Pour réclamer une dépense, on doit parfois la faire approuver par un supérieur immédiat ou une personne définie dans une procédure. Si deux personnes ont signé les rapports de dépenses de Madame Thibault, il est plus difficile d’affirmer que personne n’était au courant de la nature réelle des dépenses ou de leur admissibilité avant de les soumettre au contrôle.

L’argent public

L’argent public est parfois accompagné d’une drôle de perception. On fait souvent le parallèle entre la taille de l’organisation et l’utilisation des fonds. Une sensation de ressources infinies ou de dépense non abusive en pourcentage de l’ensemble des fonds publics semble modifier le comportement de certains individus.

Lorsque je travaillais pour une firme comptable mondiale, nos rapports de dépenses étaient scrutés ligne par ligne. Je me souviens d’un groupe de collègues envoyés au Texas pour une mission d’audit.  La firme avait refusé une dépense de 15 $ jugeant que le montant avait été dépensé à des fins personnelles.  Une somme de 15$ pour trois ou quatre personnes. Si la représentante de la Reine avait été suivie de la même façon…

En somme, la règle de base des rapports de dépenses devrait toujours être la suivante : « Est-ce que j’aurais effectué les mêmes choix et les mêmes dépenses si je devais payer de ma poche? » Si la réponse à cette question s’approche de la forme négative, c’est qu’une portion de la dépense est peut-être excessive.

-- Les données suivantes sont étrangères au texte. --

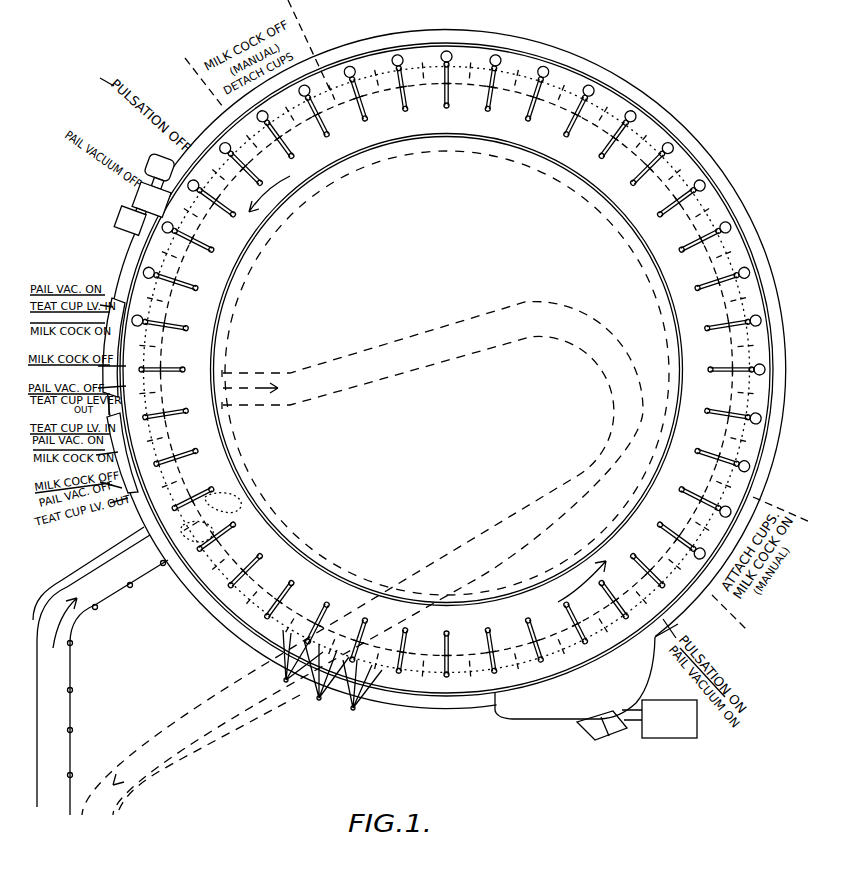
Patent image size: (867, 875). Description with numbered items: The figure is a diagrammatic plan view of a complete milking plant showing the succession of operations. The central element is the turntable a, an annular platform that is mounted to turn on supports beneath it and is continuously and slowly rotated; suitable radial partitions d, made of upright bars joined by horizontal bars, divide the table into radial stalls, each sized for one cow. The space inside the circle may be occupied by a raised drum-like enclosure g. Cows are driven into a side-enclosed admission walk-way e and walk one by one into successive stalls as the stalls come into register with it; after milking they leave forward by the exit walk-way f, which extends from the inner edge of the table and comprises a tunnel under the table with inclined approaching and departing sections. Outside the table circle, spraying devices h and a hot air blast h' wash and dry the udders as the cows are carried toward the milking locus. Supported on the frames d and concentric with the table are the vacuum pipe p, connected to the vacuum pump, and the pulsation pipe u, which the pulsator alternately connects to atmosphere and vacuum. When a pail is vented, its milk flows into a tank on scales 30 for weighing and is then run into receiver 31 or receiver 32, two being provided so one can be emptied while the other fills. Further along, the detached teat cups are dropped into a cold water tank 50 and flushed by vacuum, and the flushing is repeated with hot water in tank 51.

The vacuum pipe p is at (577, 71).
The pulsation pipe u is at (606, 133).
The radial partitions d is at (657, 152).
The turntable a is at (685, 172).
The drum-like enclosure g is at (660, 276).
The exit walk-way f is at (272, 372).
The admission walk-way e is at (146, 558).
The spraying devices h is at (332, 683).
The hot air blast h' is at (596, 696).
The scales 30 is at (148, 195).
The receiver 31 is at (158, 156).
The receiver 32 is at (124, 209).
The cold water tank 50 is at (116, 297).
The hot water tank 51 is at (126, 494).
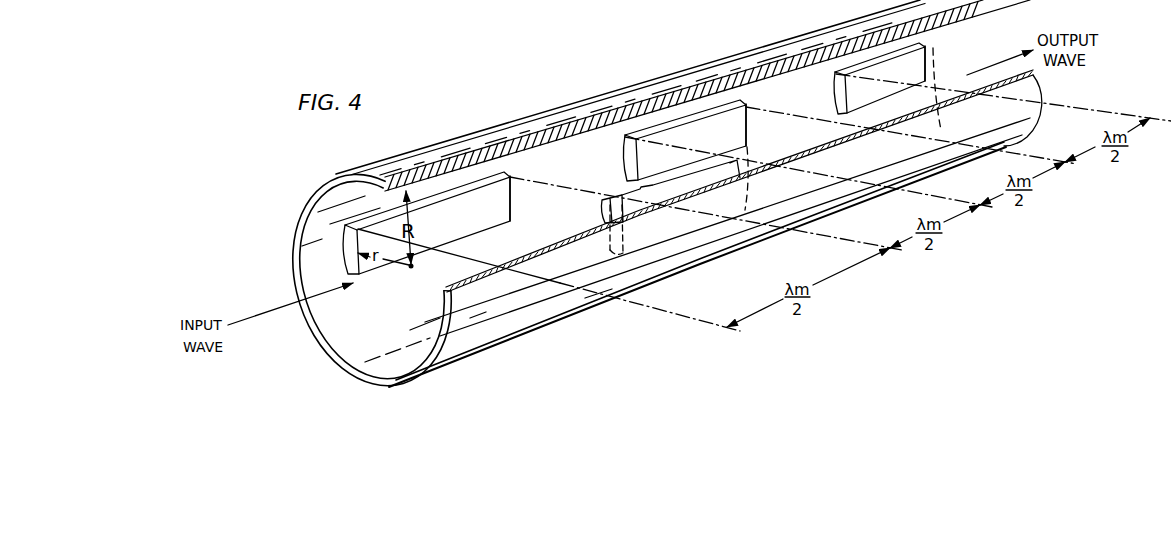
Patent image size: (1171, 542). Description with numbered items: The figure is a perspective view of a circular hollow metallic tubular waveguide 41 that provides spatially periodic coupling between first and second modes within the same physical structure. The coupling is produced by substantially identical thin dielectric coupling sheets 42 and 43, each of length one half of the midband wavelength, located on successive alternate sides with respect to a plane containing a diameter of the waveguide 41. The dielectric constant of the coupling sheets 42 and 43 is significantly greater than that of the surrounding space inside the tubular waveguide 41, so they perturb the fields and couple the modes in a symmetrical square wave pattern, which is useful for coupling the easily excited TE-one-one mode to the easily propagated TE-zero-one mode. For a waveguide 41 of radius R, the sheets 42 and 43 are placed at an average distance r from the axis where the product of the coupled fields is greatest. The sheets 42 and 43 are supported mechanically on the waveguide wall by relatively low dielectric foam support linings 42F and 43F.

The circular hollow metallic tubular waveguide 41 is at (335, 350).
The dielectric coupling sheet 42 is at (467, 222).
The foam support lining 42F is at (510, 174).
The dielectric coupling sheet 43 is at (605, 216).
The foam support lining 43F is at (637, 192).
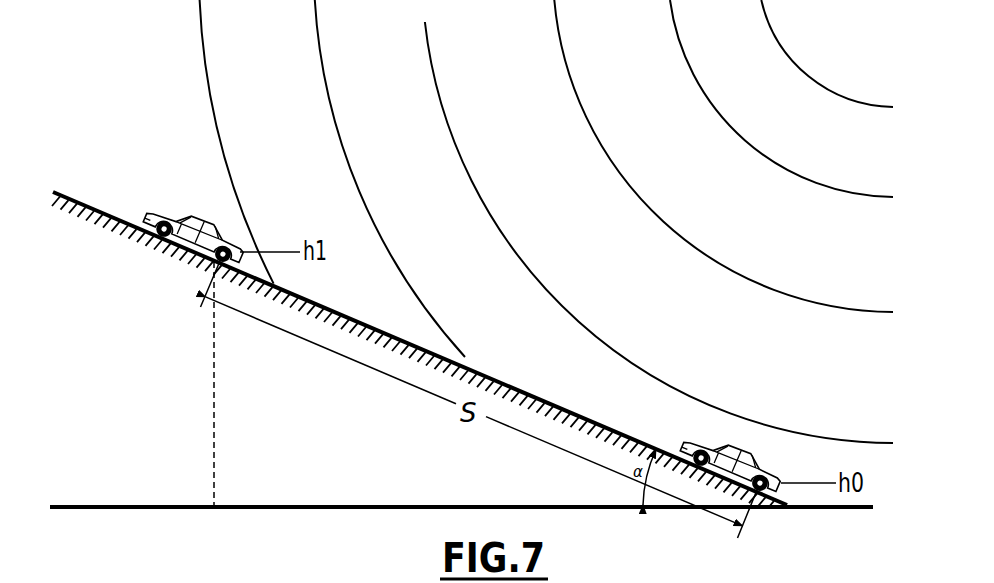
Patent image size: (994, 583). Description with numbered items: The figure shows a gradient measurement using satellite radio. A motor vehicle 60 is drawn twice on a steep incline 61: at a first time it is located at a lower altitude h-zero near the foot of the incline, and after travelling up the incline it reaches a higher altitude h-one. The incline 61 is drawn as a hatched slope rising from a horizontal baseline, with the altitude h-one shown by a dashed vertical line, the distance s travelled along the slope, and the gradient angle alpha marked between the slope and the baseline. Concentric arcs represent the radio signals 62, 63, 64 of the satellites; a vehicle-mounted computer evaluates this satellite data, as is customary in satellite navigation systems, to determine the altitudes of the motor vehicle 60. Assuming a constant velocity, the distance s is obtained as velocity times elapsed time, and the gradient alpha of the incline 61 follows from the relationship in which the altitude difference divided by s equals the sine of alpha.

The motor vehicle 60 is at (204, 215).
The steep incline 61 is at (507, 385).
The radio signal of a satellite 62 is at (497, 221).
The radio signal of a satellite 63 is at (672, 226).
The radio signal of a satellite 64 is at (753, 148).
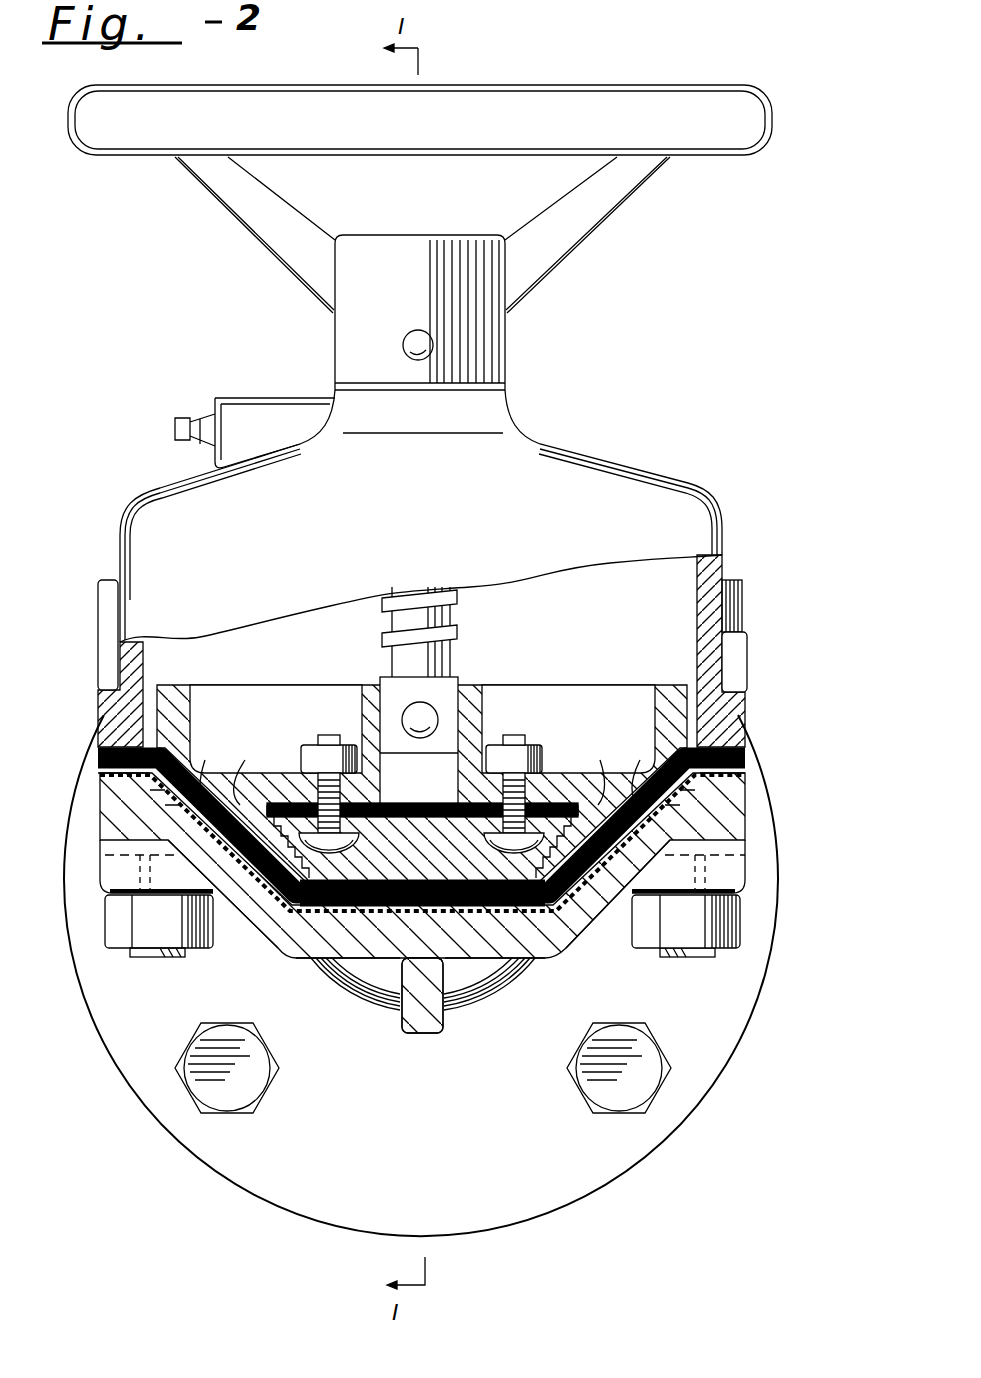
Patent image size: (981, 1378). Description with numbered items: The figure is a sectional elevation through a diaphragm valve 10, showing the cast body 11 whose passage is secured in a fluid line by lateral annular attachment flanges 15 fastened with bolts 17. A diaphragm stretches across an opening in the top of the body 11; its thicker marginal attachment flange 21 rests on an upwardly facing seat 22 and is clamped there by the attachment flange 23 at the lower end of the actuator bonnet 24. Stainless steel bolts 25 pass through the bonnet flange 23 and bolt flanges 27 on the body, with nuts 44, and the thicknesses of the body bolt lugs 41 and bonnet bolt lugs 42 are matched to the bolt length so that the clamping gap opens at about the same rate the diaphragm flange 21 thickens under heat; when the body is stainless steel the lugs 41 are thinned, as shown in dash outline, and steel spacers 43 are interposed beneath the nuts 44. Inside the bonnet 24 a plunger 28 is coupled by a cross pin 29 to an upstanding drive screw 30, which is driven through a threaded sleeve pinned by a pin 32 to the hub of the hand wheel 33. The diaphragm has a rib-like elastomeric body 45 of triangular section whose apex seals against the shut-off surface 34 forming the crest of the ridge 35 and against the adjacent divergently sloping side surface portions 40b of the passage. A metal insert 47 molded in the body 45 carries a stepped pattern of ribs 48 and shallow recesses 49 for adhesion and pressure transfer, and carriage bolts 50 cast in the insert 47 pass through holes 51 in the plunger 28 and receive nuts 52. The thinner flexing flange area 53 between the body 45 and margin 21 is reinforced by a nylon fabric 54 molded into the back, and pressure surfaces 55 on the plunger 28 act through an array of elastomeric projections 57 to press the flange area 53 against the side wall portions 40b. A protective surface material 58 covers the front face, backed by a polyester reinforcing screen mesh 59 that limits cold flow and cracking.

Madame Thibault tombe de bien haut. Pourquoi? Oui, il se peut qu’elle ait abusé des remboursements au cours des années. Par contre, le système lui a permis d’agir de la sorte sans l’arrêter rapidement par des contrôles de détection ou de prévention. Cela ne réduit pas son blâme. Malgré tout, les fonds publics dépensés à la suite de cette saga sont ultimement le résultat d’un manque de respect du contrôle des fonds publics à bien des égards. Pour l’instant, on a trouvé une coupable à lyncher sur la place publique.

La situation de Madame Thibault ressemble à celle d’un enfant à qui l’on interdirait de manger du gâteau au moment de sa dernière bouchée. La véritable question : qui a permis au gâteau d’être si accessible?